Cevat Şakir'in Bodrum'daki evinin hamburgerci olması gibi kapitalizm bu geç aşamasında kültürü sömürüyor. Ülkenin resmi tanıtım filmlerinde bilumum kilise, cami, sahil ve yapmacık tavırlar kullanılıyor. Anadolu’da geleneksel kıyafetlerini giymiş bir çocuğun, gülen bir babaannenin fotoğrafındaki şiiri tanıtım otoriteleri yakalayamıyor. Bir ülkeyi sadece mimari ve doğal güzellikleri için görmek istemezsiniz. Özgün insanlarını, onların nasıl güldüğünü tanımak istersiniz. Bu şiiri bilen Leonardo Dalessandri Watchtower of Turkey ile geçmişte milyon dolarları heba ederek hazırlattığımız kampanyalardan çok daha değerli bir tanıtım filmini çıkardı. Hem de ücretsiz olarak…

Akçaabat'ın rengarenk süslü ineklerini, serenderde asılı sarı mısırlarını, geçmişin tütün yapan güzel kadınlarını, bir tabloyu andıran hamsi tavalı, lahana sarmalı sofralarını, Ak Cami'nin önünde 1980'lerde bekleyen rengarenk transit eski dolmuşlarını, köy sobalarının üzerindeki turuncu portakal kabuklarını, bahçede odun ateşinde çay içen ihtiyar amcaları anlatmak, tanıtmak gerek.

Şehrin ölü edipleri kadar yaşayanları da önemli. Şair Atilla Alp Bölükbaşı’nın “Anılarda Akçaabat”, “Akçaabat Spor Tarihi” gibi bellek çalışmaları var.

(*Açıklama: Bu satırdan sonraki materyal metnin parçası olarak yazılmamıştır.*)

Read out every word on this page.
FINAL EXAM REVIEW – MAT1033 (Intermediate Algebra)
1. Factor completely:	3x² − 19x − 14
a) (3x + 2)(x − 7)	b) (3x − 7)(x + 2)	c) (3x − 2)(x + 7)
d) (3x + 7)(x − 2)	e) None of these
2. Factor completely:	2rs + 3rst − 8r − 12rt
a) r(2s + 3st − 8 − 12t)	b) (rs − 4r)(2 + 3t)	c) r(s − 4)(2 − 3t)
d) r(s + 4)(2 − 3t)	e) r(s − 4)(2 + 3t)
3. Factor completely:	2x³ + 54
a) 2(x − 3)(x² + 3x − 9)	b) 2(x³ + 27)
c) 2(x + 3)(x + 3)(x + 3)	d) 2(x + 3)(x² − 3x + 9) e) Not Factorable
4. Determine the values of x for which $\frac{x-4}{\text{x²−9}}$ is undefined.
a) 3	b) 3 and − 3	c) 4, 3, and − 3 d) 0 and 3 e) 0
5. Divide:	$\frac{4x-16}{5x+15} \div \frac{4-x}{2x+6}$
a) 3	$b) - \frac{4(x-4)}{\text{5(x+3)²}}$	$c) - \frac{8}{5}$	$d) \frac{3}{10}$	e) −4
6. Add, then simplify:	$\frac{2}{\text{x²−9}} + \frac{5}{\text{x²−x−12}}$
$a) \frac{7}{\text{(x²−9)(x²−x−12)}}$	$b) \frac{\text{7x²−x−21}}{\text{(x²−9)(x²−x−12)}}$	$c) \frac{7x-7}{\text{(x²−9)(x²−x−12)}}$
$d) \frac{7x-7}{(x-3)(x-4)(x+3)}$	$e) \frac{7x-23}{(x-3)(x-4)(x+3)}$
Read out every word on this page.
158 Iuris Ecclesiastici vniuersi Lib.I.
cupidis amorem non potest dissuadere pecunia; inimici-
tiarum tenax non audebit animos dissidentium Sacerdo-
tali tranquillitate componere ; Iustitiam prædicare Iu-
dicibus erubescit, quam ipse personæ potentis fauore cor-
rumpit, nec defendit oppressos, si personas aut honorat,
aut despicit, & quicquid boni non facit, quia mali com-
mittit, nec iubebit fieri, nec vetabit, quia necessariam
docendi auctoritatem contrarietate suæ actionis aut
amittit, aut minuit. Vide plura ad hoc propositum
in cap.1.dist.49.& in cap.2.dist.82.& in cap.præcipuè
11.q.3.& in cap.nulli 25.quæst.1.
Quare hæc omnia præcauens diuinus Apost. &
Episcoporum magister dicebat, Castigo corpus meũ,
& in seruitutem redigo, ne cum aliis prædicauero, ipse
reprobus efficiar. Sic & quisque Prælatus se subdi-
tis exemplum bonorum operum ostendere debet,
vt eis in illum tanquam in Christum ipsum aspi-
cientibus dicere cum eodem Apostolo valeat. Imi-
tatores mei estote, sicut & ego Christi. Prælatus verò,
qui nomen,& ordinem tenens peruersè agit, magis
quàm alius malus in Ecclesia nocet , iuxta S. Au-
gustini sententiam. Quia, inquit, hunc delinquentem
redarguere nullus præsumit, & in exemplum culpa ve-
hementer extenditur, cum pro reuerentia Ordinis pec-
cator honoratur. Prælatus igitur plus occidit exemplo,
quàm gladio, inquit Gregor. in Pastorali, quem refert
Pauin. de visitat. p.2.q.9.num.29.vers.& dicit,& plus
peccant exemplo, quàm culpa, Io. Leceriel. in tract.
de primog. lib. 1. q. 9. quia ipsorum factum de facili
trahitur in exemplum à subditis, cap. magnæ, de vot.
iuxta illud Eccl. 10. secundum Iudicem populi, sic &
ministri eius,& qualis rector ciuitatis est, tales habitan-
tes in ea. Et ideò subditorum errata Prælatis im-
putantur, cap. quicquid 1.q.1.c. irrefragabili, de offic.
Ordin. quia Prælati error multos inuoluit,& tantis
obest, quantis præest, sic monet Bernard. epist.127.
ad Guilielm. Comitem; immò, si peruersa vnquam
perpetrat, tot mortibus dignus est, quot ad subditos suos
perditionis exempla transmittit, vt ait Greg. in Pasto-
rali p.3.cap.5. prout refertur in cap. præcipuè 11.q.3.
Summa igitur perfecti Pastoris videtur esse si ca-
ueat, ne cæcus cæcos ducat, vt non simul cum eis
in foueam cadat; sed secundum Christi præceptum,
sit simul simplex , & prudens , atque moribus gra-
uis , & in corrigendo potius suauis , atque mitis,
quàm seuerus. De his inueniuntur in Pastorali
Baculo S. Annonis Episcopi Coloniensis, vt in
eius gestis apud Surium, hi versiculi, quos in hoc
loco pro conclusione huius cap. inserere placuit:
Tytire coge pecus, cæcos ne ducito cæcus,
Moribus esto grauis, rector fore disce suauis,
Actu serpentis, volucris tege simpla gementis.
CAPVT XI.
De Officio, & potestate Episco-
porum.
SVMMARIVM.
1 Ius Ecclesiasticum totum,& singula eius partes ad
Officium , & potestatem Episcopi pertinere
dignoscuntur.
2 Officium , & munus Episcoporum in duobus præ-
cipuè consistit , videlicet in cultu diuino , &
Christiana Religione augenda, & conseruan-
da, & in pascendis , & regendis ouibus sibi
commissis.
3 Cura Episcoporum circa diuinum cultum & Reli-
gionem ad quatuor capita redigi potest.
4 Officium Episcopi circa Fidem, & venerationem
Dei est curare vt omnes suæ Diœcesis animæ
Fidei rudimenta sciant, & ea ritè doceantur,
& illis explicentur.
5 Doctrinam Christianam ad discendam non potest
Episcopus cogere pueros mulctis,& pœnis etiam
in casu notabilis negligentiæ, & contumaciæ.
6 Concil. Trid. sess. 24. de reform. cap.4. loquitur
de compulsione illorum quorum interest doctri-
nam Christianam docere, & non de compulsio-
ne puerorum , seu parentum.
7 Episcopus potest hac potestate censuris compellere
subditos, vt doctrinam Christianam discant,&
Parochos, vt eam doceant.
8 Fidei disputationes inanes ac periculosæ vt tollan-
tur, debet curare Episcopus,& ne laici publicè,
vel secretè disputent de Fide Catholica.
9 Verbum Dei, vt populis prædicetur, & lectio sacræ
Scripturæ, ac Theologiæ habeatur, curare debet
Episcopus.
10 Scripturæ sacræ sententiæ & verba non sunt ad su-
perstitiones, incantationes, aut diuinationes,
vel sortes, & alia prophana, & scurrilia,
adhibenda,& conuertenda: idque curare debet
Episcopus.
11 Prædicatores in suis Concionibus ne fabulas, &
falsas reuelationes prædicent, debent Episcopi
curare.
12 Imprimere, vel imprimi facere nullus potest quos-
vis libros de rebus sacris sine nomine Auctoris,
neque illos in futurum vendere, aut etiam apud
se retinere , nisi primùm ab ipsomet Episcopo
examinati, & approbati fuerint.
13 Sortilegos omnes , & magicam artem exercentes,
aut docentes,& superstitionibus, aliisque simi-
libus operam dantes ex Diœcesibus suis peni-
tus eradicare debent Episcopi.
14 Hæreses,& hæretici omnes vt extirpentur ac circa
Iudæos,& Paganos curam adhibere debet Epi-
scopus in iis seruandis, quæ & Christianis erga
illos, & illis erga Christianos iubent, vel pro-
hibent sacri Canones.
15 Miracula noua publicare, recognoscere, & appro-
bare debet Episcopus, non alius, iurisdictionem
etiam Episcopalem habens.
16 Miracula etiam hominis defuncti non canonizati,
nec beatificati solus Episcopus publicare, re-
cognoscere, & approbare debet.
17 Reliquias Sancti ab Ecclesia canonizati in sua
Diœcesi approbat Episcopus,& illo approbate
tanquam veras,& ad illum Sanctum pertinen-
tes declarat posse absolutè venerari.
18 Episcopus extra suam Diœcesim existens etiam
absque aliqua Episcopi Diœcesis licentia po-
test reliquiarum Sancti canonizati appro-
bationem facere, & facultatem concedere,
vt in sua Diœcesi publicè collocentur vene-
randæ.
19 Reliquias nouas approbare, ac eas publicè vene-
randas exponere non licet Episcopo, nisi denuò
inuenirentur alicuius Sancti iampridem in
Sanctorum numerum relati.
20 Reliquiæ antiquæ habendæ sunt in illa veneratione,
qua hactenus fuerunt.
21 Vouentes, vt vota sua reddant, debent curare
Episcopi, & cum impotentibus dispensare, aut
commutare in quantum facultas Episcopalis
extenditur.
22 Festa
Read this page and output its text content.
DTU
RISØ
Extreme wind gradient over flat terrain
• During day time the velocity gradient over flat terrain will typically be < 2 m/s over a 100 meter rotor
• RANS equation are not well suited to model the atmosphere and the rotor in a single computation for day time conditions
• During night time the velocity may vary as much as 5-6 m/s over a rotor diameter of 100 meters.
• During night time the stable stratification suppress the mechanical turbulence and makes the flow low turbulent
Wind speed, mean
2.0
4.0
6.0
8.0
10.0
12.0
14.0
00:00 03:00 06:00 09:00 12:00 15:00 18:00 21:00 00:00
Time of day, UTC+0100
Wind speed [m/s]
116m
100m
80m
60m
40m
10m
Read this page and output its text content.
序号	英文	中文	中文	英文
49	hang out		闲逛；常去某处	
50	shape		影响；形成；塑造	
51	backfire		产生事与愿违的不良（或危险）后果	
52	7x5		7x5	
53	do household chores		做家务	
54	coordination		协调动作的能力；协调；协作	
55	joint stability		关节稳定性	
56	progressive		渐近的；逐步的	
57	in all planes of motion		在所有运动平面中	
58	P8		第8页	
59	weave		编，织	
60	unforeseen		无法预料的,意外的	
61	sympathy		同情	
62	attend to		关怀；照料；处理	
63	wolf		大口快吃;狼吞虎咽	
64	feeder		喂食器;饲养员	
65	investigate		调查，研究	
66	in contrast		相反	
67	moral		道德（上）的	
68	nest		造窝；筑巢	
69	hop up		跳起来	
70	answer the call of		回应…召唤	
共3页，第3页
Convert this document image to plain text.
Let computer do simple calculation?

Serkan Türk yıllarca Trabzon’da Ada edebiyat dergisini çıkardı. Hasan Öztürk Rize’de Mavi Yeşil edebiyat dergisini hala çıkarıyor. Maalesef birtakım mühim kimseler ülkenin kalburüstü dergilerinden olan Ada ve Mavi Yeşil'e yeterli alakayı göstermemişlerdir.